CAIRO
A campaign spokesman for presidential hopeful Hamdeen Sabbahi said that recent negative statements about the latter by ousted autocrat Hosni Mubarak were "an honor to be added to Sabbahi's record."
For the first time since his 2011 ouster, the octogenarian ex-president held a recorded interview with private daily Al-Masry al-Youm, released on the paper's website on Wednesday.
During the interview, Mubarak described Sabbahi as "no good" and "not fit" to be president.
Mubarak said Sabbahi had merely used the name of late president Gamal Abdel-Nasser – who Sabbahi, a veteran Nasserist politician, considers a role model – to promote his own political ambitions.

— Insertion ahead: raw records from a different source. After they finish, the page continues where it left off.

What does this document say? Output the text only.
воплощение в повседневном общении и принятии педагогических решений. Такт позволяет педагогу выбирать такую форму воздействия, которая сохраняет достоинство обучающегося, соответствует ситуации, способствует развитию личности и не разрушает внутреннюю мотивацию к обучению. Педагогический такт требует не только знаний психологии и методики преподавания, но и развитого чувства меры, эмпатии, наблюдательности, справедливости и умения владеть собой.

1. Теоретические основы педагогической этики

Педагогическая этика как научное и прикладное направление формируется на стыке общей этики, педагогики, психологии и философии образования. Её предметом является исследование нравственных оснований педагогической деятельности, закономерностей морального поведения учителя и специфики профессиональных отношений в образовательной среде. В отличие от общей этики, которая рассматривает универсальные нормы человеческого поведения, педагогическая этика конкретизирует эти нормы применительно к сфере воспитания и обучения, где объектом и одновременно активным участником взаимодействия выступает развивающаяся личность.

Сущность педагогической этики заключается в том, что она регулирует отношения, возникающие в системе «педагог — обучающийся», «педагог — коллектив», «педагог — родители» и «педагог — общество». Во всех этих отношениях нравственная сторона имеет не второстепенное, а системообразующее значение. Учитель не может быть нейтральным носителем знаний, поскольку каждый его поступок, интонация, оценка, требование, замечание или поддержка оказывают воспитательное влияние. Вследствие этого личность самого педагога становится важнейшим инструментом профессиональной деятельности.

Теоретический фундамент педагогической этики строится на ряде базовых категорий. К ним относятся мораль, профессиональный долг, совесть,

"Mubarak's statements leave no doubt that leading figures of the corrupt Mubarak regime are waging a smear campaign against Sabbahi," Sabbahi spokesman Amr Badr said in a strongly-worded statement late Wednesday.
"Sabbahi represents the future that Egyptians chose after 30 years of corruption and despotism under Mubarak," Badr said.
"This campaign by Mubarak regime figures against Sabbahi shows the people that the corrupt regime is trying to stage a comeback," he added.
He went on to assert: "Sabbahi was an outspoken opponent of Mubarak… He participated in and encouraged the January 25 [2011] uprising."
In February, Sabbahi – who came in third in 2012 presidential polls won by Muslim Brotherhood candidate Mohamed Morsi – announced his intention to run for top office.
Sabbahi, the founder of the leftist Popular Current movement, and former army chief Abdel-Fattah al-Sisi are the two most prominent figures to have announced an intention to run in the polls, slated for May 26-27.
In the interview, Mubarak advised Egyptians to vote for al-Sisi, who resigned from his post as defense minister last month before declaring his candidacy.
Al-Sisi widely seen as the driving force behind last July's ouster of Morsi, Egypt's first freely elected president.